Помимо монарха, Джереми, Дорнтона, рыцарей Ансерва, Анкрауна и тех господ, которых в своё время постигла та же трагедия, сделав их Скорбящими Навек, был и простой народ Гулсена, в основном – подданные ветви Ансерв. Они заполнили зал на четверть.
Гробница была открыта и, несмотря на то, что её совсем недавно внесли сюда, была засыпана цветами с небезызвестного гербофлага, обозначающими соединение верностью и дружбой и в жизни, и в смерти. Эти цветы бросали на грудь покойному подданные Ансерва, а члены ветви Анкраун – ему в ноги. Цветы были разные, но цвет их был один – синий. Цвет Ансерва.

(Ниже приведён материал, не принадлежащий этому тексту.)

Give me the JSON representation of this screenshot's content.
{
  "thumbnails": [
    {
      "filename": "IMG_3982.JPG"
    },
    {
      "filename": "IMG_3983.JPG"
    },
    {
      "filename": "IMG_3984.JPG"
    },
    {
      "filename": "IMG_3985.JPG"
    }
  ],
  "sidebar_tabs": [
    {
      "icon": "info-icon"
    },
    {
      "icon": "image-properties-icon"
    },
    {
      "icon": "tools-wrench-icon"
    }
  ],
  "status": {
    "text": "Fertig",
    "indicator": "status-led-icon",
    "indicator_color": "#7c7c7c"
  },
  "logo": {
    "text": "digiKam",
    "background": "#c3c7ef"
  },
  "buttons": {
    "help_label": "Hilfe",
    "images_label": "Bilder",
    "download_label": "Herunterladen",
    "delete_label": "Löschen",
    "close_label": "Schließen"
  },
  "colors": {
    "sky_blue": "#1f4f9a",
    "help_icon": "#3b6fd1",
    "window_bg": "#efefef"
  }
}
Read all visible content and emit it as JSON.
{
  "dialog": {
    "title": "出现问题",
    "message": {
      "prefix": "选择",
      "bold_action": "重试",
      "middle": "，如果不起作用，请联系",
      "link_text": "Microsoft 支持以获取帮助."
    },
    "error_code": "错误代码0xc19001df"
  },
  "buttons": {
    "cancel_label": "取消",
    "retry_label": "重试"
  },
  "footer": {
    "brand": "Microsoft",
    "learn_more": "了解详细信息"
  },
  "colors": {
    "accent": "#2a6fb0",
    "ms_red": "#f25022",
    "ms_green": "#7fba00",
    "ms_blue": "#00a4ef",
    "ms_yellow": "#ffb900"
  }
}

В какой-то момент среди общей тишины откуда-то сверху и сразу же со всех сторон полилась тихая, неторопливая музыка – наподобие той, которую Джереми и Дорнтон слышали, в первый раз придя в этот зал. Монарх Гулсена, плача, опустился перед гробницей на колени и низко поклонился ей. Затем выпрямился, но остался стоять на коленях с низко опущенной головой. Вслед за ним и все, кто был в зале, преклонили колена перед великим дворецким своего времени. Та музыка была гимном Скорби, и, вслушиваясь в неё, Джереми невольно заплакал, в то время как Дорнтон плакал уже давно, но тихо, как и все остальные, заслышав этот гимн.
Длинная заунывная мелодия, играемая на таинственном неземном инструменте, и льющаяся словно бы из ниоткуда, тянулась бесконечно долго, и, по-видимому, была рассчитана на то, чтобы слушатели почувствовали всю глубину и значимость своей потери, и, стоя на коленях, терпели это неудобство как можно дольше, страдая таким образом за покойного и наказывая себя за то, что не смогли его уберечь.
За гимном Скорби последовал другой – гимн Ансерва, невероятно печальный, но и торжественный одновременно, и не такой заунывный и медленный. И в этот миг все присутствующие хором запели его слова. Эхо от их голосов разнеслось по всему залу, делая атмосферу погребения ещё более величественной. Народ Гулсена отдавал последнюю дань своему правителю, погибшему ради них и мира в их королевстве.
Дорнтон подпевал им, а Джереми не знал слов, и ему стало стыдно, ведь он видел, что даже монарх поёт. Но тут он заметил, что и подданные Анкрауна их не знают, поэтому одни просто стоят, склонив головы, а другим помогают подпевать их слуги. И Джереми также склонил голову и погрузился в созерцание мелодии и хора. В голове его мелькали мысли о Фремморе и его предсказании: «Гулл Шестой на белом драконе отомстит за кровь своего отца…» Теперь эта часть была ему ясна. Но Джастин О`Краун отказался бороться за своё королевство, а значит, отказался и от мести. Тогда Гулл Шестой – вовсе не он. Но кто же тогда?
Вновь загнанный в угол своими рассуждениями, Джереми выбросил «лживое» пророчество Фреммора из своих мыслей, подняв голову и взглянув на ковчег с гробницей.
Из-за того, что ложе почившего было выстлано лучшими пуховыми перинами и бархатом, тело лежало почти что над стенками гробницы, но Джереми теперь едва мог разглядеть его лицо за грудой синих цветов, которые подходящий народ по очереди бросал в гробницу. Спокойным и умиротворённым выглядел сейчас покойный Арсент, будто и не умер вовсе, а так, просто уснул на некоторое время, и, наверно, удивился бы, проснувшись, почему это он лежит в гробнице на каменном ковчеге, а вокруг него собрались и плачут его подданные.